Uno degli artisti più importanti di questo periodo fu Luca Signorelli (Cortona, 1445 - 1523): il clima e le inquietudini del tempo sono facilmente ravvisabili nel suo ciclo di affreschi per la cappella di San Brizio nel Duomo di Orvieto, uno dei più grandi capolavori dell’arte italiana di tutti i tempi (leggi qui un approfondimento), con un’Apocalisse dai toni molto concitati e terrificanti, ma non per l’influenza delle prediche di Savonarola.

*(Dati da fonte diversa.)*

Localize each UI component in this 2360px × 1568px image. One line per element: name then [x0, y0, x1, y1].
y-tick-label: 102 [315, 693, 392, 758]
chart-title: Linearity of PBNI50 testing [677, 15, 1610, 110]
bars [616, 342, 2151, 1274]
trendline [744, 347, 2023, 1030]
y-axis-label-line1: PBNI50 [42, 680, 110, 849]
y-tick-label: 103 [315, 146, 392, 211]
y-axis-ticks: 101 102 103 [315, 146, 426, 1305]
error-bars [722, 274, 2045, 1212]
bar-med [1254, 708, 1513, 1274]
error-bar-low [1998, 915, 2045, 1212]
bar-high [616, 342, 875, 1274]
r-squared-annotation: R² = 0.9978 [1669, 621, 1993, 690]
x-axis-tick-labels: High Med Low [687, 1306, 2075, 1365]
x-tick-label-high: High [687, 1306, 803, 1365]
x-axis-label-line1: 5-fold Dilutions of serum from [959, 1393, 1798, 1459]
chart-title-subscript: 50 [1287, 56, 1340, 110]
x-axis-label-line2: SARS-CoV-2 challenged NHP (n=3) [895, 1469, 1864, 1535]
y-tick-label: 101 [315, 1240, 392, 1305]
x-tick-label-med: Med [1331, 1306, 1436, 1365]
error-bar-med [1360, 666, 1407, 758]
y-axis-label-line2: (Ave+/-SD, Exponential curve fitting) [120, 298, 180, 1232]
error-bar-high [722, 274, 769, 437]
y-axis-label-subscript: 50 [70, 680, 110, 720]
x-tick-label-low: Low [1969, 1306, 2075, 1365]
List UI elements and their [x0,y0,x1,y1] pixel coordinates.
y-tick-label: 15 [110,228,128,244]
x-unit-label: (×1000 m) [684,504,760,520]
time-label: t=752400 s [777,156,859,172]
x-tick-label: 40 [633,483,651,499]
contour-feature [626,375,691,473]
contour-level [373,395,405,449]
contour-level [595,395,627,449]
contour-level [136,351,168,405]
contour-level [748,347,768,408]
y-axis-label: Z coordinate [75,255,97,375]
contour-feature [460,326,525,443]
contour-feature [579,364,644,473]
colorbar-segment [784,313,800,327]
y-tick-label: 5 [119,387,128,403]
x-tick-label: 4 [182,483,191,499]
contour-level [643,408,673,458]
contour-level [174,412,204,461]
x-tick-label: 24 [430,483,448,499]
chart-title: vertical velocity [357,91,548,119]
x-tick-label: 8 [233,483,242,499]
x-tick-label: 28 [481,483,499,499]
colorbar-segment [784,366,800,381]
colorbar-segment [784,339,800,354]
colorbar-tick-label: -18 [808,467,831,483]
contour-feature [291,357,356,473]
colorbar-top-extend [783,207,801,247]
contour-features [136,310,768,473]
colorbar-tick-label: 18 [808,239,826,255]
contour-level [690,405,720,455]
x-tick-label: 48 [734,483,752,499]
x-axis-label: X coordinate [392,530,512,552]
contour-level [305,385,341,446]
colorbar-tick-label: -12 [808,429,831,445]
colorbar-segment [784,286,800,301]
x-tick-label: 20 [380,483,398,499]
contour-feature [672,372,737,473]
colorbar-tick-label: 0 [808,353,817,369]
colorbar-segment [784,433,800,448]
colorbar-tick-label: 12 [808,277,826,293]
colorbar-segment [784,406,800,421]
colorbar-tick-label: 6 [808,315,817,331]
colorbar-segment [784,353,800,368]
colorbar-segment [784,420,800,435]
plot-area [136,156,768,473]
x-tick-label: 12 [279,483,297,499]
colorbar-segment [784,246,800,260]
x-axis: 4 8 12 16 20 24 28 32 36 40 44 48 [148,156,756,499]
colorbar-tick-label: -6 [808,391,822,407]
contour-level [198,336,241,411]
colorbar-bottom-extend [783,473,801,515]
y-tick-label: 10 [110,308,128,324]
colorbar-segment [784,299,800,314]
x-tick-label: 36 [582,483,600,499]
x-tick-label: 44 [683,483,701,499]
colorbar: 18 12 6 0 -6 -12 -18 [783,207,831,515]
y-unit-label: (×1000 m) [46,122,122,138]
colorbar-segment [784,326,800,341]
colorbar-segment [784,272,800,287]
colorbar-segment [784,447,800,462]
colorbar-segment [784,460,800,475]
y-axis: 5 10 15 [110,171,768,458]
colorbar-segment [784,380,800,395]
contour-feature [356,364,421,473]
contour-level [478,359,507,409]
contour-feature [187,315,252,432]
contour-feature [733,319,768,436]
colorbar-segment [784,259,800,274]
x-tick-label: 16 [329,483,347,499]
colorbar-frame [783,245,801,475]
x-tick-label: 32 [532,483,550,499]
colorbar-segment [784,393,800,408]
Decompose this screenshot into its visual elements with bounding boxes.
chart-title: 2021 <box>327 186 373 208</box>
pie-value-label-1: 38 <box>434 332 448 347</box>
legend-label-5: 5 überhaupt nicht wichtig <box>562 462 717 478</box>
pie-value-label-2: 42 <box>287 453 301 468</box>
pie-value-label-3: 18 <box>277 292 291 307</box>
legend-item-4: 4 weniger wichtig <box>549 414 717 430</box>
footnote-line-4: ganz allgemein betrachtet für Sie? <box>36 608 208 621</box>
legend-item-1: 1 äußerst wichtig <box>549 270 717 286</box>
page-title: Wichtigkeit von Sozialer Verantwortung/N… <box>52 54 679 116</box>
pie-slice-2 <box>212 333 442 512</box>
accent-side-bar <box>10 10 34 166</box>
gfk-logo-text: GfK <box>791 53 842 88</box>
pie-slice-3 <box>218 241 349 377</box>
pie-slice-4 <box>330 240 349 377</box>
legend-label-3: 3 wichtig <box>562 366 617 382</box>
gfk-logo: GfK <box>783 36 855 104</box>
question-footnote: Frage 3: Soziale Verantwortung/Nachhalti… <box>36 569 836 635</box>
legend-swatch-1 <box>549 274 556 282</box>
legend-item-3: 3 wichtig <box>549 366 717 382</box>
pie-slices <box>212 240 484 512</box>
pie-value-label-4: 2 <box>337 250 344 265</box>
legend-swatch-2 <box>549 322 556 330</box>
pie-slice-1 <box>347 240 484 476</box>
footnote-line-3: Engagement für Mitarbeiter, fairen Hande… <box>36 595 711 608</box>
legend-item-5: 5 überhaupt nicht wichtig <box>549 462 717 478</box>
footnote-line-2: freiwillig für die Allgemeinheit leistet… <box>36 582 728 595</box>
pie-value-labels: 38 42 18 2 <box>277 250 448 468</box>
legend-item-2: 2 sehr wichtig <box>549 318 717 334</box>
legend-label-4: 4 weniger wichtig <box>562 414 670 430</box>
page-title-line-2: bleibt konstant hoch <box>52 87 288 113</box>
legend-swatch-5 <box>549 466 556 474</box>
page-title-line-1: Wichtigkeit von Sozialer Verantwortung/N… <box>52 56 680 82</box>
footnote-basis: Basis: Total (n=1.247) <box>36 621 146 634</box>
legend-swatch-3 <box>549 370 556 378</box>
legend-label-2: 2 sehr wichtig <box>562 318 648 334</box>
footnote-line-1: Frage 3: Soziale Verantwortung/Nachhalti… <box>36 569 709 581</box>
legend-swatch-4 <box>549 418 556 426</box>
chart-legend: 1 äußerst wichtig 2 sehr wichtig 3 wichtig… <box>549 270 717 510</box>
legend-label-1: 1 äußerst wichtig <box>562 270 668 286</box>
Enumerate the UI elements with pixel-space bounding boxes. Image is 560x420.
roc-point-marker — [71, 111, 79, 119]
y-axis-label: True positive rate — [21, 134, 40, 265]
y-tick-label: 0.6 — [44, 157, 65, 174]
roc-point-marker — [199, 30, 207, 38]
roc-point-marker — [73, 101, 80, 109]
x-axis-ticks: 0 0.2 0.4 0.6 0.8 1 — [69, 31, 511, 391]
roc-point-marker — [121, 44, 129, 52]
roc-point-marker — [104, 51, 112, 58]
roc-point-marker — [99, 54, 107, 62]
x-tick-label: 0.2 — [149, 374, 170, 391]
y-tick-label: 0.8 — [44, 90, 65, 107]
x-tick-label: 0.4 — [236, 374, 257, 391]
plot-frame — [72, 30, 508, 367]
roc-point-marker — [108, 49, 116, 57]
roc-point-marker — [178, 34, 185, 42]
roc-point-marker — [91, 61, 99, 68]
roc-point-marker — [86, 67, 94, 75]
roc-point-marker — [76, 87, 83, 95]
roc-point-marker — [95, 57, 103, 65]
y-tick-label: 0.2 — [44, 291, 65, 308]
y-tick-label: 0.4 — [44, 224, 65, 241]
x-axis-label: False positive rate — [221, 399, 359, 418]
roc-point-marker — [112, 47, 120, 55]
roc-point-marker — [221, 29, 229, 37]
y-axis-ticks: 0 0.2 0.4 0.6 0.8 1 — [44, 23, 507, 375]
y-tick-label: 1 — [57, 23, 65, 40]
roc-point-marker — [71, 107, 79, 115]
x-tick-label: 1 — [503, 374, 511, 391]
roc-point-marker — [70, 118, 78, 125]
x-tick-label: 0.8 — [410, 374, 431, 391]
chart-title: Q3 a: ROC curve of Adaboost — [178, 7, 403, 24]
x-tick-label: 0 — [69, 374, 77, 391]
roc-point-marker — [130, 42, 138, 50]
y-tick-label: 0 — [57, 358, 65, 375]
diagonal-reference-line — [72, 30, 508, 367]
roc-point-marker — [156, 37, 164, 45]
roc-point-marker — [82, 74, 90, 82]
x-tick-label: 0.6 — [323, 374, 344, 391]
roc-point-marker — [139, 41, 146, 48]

Fu l’esatto contrario: Luca Signorelli iniziò a lavorare a questi affreschi nel 1499, appena un anno dopo che Savonarola fu giustiziato, e il fine del ciclo era atterrire l’osservatore cristiano in modo che si allontanasse dalle eresie e tornasse a venerare la Chiesa di Roma (Orvieto faceva parte dello Stato Pontificio, che aveva condotto in prima linea la lotta contro il frate di Ferrara). Attraverso questa chiave di lettura, è possibile anche identificare in uno degli affreschi, la Predica dell’Anticristo, quasi una trasposizione artistica delle prediche di un Girolamo Savonarola visto in tutti i suoi aspetti negativi. Luca Signorelli si faceva così anticipatore di una tendenza che contraddistinse l’arte religiosa del secolo successivo, ovvero quella volta a semplificare i messaggi delle opere d’arte e allo stesso tempo a coinvolgere in modo forte il fedele.
Ma le novità del linguaggio di Luca Signorelli andarono anche oltre questi aspetti. L’artista cortonese infatti partì dalle conquiste del suo maestro, Piero della Francesca, ma seppe rivisitarle in chiave notevolmente più drammatica: il pittore giunse così a elaborare uno stile particolarmente energico, in cui un ruolo fondamentale era giocato dallo studio dalle anatomie (Flagellazione, 1480 circa, Milano, Pinacoteca di Brera). Uno stile che, nel Cinquecento, avrebbe influenzato anche Michelangelo Buonarroti: con le sue opere, Luca Signorelli anticipava (anzi, probabilmente sanciva) la nascita di quel periodo noto come Rinascimento maturo.